Dalam hal ini, Majelis Ulama Indonesia sudah mengeluarkan fatwa, kaum muslimah
diwajibkan menutup aurat.
Nabilah dilahirkan dalam budaya
Islam yang kental. Ia lahir 14 Maret 1942 di Cairo, Mesir. Masa kecil hingga
remaja dihabiskan di Cairo. Ayahnya, H. Abdul Fatah Muhammad, mantan Direktur
Jenderal Pajak di kawasan Cairo bagian selatan, Ghiza. Ibunya, Hj. Daulat
Muhammad Ahmad, ibu rumah tangga yang tidak mengenyam pendidikan tinggi, tapi
mengharap semua anaknya bisa bersekolah tinggi. Suatu hari, ketika ia di
tingkat satu jurusan sastra Cairo University, ada tamu asal Indonesia. Ia
adalah Burhanuddin Lubis. Lelaki asal Mandailing, Tapanuli Selatan, Sumatera
Utara, ini mengantar kiriman untuk keluarga Nabilah. Ketika itu kebetulan
Nabilah tidak di rumah. Tak lama kemudian Burhanuddin bersahabat dengan adik
lelaki Nabilah, dan belakangan kenal juga dengan Nabilah. Ketika itu
Burhanuddin baru lulus S1 salah satu universitas di Baghdad, Irak.
Ketika Burhanuddin kembali ke
Baghdad, ia menulis surat menyatakan ingin menikahi Nabilah. Bila Nabilah
setuju, ia akan kembali ke Mesir pada liburan berikutnya untuk bertunangan. Membaca surat itu, Nabilah langsung marah,
dan menunjukkannya kepada ayahandanya. “Lihat nih, orang Indonesia! Ia
berbicara seenaknya sendiri. Abah sih, orang seperti itu boleh datang ke
rumah,” sungut Nabilah ketika itu. “Sudahlah, surat itu tidak usah dibalas.

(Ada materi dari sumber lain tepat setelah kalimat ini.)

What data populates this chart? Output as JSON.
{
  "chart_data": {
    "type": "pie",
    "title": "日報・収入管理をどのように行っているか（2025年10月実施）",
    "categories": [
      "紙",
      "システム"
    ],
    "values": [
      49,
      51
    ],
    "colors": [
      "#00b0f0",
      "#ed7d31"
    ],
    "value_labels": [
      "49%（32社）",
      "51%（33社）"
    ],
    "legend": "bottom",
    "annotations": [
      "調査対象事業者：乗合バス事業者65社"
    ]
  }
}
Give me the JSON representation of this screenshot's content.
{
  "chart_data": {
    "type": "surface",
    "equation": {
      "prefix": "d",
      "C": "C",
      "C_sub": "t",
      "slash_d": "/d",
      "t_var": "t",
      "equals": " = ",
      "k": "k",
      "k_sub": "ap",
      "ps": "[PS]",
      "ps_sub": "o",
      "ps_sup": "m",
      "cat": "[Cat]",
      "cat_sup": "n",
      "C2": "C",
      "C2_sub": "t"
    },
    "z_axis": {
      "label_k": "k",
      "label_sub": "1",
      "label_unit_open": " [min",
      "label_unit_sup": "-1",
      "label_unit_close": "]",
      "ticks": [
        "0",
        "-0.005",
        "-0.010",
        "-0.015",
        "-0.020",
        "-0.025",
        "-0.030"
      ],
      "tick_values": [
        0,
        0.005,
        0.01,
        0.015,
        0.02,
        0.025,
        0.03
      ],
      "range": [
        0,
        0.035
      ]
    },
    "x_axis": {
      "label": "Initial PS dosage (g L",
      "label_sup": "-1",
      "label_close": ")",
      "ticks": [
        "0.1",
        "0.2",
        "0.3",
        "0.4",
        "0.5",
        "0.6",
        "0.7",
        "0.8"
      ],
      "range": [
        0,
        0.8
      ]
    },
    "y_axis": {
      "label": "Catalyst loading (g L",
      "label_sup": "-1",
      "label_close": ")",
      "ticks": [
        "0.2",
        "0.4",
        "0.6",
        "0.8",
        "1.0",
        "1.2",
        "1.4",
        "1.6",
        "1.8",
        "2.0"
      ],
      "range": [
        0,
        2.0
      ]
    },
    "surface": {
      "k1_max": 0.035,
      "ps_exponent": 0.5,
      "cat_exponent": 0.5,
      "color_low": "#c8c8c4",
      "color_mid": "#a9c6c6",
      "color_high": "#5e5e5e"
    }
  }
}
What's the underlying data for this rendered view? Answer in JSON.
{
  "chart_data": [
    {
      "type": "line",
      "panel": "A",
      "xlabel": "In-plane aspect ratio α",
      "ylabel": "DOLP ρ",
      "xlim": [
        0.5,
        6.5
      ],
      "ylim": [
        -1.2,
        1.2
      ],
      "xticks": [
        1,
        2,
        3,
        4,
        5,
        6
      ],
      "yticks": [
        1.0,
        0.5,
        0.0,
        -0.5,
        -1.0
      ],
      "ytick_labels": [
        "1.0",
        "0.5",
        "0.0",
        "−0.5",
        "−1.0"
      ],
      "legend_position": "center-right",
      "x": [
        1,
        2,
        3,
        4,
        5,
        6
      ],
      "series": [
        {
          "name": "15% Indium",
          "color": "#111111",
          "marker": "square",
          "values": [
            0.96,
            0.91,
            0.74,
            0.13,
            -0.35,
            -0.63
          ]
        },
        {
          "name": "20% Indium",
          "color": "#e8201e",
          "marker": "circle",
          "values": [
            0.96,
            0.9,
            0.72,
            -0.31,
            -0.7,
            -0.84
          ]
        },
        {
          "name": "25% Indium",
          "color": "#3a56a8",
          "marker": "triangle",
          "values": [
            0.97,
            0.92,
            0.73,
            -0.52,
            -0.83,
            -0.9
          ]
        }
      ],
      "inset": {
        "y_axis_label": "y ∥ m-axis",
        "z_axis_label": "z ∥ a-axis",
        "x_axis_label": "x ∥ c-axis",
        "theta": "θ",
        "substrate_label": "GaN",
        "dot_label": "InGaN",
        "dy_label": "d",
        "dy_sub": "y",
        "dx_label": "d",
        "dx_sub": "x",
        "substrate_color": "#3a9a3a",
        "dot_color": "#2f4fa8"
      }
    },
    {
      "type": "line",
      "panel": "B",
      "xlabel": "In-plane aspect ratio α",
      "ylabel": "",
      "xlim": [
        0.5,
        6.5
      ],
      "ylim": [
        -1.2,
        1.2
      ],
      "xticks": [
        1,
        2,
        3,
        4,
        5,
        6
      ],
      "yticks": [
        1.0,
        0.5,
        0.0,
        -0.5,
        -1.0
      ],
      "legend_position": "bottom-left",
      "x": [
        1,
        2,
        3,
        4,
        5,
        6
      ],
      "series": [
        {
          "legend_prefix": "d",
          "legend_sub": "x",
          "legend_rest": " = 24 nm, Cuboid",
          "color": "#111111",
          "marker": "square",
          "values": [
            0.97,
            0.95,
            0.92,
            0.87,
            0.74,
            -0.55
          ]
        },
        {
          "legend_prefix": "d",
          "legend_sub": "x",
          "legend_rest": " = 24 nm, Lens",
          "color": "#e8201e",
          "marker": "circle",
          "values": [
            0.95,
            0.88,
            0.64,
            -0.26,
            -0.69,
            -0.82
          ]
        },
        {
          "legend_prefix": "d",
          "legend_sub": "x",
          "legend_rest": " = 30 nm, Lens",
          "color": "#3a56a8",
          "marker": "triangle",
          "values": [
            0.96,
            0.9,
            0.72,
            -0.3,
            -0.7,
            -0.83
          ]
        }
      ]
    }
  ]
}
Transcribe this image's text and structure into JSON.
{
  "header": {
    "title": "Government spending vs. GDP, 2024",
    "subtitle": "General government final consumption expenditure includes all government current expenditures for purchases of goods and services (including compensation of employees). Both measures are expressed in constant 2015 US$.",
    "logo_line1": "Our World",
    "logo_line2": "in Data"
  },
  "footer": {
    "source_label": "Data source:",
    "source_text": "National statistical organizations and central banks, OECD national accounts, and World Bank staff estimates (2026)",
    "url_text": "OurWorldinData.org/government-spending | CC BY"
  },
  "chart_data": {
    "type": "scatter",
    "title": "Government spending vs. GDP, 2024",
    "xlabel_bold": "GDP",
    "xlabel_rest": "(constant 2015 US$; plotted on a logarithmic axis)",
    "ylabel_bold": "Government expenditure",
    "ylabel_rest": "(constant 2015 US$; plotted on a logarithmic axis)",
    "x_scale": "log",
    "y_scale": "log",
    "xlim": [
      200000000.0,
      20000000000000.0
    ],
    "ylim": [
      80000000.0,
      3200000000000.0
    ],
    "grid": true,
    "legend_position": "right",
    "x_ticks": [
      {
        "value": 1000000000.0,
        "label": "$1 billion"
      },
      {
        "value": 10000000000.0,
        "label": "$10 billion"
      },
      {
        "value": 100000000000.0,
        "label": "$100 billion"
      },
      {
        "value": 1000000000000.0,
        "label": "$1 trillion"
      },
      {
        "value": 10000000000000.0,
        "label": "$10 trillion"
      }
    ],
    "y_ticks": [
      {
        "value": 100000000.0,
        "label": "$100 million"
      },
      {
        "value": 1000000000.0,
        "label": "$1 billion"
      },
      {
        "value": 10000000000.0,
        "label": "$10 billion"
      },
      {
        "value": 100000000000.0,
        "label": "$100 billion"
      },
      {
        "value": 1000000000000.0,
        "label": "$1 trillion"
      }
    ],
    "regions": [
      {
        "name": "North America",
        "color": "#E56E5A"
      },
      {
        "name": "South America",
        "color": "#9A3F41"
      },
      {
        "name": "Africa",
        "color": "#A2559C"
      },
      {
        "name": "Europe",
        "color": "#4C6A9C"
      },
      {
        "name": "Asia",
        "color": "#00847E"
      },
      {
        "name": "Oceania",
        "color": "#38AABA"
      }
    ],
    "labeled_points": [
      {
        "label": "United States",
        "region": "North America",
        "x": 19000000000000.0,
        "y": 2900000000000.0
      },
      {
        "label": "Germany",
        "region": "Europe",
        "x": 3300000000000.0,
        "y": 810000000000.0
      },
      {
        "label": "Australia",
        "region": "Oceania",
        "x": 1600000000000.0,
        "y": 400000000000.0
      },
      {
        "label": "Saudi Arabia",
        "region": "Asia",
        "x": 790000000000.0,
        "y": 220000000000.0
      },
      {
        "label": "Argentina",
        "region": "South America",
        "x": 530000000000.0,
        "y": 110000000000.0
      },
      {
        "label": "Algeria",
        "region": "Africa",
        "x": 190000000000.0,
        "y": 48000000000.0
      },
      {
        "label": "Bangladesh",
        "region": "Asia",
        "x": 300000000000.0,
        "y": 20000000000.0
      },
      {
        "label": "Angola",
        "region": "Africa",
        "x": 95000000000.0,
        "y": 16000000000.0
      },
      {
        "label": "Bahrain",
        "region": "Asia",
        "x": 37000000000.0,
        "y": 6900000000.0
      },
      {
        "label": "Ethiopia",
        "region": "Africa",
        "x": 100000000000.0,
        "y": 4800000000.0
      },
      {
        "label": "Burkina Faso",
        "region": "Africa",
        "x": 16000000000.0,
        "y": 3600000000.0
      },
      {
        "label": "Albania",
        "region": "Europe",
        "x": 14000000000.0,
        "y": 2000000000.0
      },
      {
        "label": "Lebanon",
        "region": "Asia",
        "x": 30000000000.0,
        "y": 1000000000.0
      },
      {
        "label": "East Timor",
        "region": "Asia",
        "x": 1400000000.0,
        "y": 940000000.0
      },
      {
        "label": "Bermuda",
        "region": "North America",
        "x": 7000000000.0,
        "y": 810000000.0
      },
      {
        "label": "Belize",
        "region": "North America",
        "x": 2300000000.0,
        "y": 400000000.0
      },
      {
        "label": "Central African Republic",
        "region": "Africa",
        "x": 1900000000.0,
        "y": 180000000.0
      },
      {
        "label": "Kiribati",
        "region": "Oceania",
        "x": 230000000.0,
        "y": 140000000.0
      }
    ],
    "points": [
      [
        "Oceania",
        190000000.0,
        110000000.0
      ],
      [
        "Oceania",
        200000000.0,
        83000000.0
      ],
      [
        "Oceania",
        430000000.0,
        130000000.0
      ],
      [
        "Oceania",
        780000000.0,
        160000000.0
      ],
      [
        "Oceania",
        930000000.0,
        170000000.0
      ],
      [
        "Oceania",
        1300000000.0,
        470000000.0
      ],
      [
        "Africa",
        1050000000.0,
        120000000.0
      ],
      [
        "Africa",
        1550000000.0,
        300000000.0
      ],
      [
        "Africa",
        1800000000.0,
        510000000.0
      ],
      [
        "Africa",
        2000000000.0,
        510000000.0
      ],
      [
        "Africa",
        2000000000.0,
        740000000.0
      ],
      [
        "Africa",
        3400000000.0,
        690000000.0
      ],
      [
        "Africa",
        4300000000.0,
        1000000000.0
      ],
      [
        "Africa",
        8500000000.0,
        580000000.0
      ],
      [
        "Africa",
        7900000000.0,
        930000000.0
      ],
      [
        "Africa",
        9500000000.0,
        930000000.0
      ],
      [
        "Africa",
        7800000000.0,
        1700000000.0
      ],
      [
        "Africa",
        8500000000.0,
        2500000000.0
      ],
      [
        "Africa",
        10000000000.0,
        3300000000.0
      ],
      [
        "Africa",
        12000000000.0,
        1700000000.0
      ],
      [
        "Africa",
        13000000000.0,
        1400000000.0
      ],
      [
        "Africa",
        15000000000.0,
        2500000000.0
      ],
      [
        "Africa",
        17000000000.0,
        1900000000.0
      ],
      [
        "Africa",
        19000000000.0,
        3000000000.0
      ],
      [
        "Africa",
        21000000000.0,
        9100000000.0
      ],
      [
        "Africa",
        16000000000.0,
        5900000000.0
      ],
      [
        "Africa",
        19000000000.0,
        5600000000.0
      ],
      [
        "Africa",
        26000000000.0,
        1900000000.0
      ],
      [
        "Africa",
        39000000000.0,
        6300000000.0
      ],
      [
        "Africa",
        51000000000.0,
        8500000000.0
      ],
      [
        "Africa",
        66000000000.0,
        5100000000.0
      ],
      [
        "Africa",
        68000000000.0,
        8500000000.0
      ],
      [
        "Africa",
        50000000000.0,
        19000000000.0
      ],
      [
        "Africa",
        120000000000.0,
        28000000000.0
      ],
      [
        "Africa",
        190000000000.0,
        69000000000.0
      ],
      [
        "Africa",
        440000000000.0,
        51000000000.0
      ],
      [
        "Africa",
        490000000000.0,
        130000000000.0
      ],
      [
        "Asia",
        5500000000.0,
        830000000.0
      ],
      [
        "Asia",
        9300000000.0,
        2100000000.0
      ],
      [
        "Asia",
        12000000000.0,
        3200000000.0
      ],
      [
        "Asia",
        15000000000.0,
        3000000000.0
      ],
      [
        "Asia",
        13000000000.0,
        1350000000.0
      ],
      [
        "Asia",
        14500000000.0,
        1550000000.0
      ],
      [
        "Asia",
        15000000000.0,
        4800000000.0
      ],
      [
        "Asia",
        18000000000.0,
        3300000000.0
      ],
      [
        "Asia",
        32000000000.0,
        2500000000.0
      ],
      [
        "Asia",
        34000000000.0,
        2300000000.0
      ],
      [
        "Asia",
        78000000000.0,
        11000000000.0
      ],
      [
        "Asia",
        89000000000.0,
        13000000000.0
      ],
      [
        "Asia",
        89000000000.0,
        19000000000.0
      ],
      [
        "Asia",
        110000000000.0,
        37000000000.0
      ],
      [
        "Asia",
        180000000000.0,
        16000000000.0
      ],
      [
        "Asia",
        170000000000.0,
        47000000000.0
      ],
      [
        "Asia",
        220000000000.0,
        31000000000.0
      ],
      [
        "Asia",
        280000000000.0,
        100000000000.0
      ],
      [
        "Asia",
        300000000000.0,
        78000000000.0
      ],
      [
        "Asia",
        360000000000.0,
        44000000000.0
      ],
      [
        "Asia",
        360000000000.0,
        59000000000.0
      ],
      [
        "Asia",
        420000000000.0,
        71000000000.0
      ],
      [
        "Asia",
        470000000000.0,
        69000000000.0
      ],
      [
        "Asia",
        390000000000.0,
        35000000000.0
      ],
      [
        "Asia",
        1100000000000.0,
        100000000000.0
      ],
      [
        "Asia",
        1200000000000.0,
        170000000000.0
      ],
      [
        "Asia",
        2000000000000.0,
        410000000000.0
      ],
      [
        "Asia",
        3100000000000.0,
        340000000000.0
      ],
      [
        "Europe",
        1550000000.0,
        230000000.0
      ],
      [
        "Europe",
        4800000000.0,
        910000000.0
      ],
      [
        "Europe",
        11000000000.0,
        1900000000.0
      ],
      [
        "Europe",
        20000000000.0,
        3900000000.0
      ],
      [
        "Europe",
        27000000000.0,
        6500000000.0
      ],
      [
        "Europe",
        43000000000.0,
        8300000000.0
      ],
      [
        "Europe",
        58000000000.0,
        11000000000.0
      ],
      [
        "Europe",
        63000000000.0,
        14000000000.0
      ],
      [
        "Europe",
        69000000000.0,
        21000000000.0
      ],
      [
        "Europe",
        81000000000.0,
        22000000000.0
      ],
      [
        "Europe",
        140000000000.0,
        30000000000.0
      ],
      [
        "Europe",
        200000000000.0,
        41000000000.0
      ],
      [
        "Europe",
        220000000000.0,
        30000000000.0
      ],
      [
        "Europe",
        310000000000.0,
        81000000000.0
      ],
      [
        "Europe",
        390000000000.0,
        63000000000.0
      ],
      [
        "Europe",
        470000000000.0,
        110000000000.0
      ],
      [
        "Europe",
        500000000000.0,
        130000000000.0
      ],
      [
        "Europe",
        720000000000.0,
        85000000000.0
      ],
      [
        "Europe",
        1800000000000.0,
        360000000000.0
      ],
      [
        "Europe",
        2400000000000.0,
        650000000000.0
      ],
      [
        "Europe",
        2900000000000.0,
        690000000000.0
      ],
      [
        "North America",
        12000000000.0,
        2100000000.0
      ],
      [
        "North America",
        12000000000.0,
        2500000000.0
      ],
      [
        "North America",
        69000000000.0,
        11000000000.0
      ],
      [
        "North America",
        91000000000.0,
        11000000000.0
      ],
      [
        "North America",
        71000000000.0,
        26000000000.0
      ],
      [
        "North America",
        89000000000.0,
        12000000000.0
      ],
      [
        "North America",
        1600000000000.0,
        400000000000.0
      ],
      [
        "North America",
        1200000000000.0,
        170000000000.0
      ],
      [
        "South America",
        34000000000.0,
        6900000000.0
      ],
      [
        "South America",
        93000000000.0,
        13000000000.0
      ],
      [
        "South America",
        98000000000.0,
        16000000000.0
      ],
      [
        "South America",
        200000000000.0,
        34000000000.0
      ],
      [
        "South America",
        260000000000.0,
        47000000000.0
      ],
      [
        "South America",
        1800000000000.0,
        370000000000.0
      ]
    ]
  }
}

Biarkan saja,” ungkap Nabilah menirukan ucapan ayahandanya. Hari pun
bergantian, dan Nabilah hampir melupakan Burhanuddin. Tiba-tiba, saat liburan
sekolah tiba, Burhanuddin kembali datang.
Majalah Hawa
Singkat cerita,
Nabilah menerima lamaran Burhanuddin. Mereka pun bertunangan. Tapi setelah itu
berkali-kali Nabilah bimbang: menerima, dan tidak melanjutkan pertunangan ke
jenjang pernikahan. Dalam akad pertunangan di Mesir, apabila suatu hari seorang
perempuan merasa keberatan, ia bisa membatalkan pertunangan. Dalam kasus
seperti ini pihak perempuan akan mengembalikan semua pemberian dari pihak
laki-laki.
Akhirnya ia
mengirim surat ke rubrik konsultasi perkawinan di majalah Hawa (Perempuan). Ia membeberkan persoalannya.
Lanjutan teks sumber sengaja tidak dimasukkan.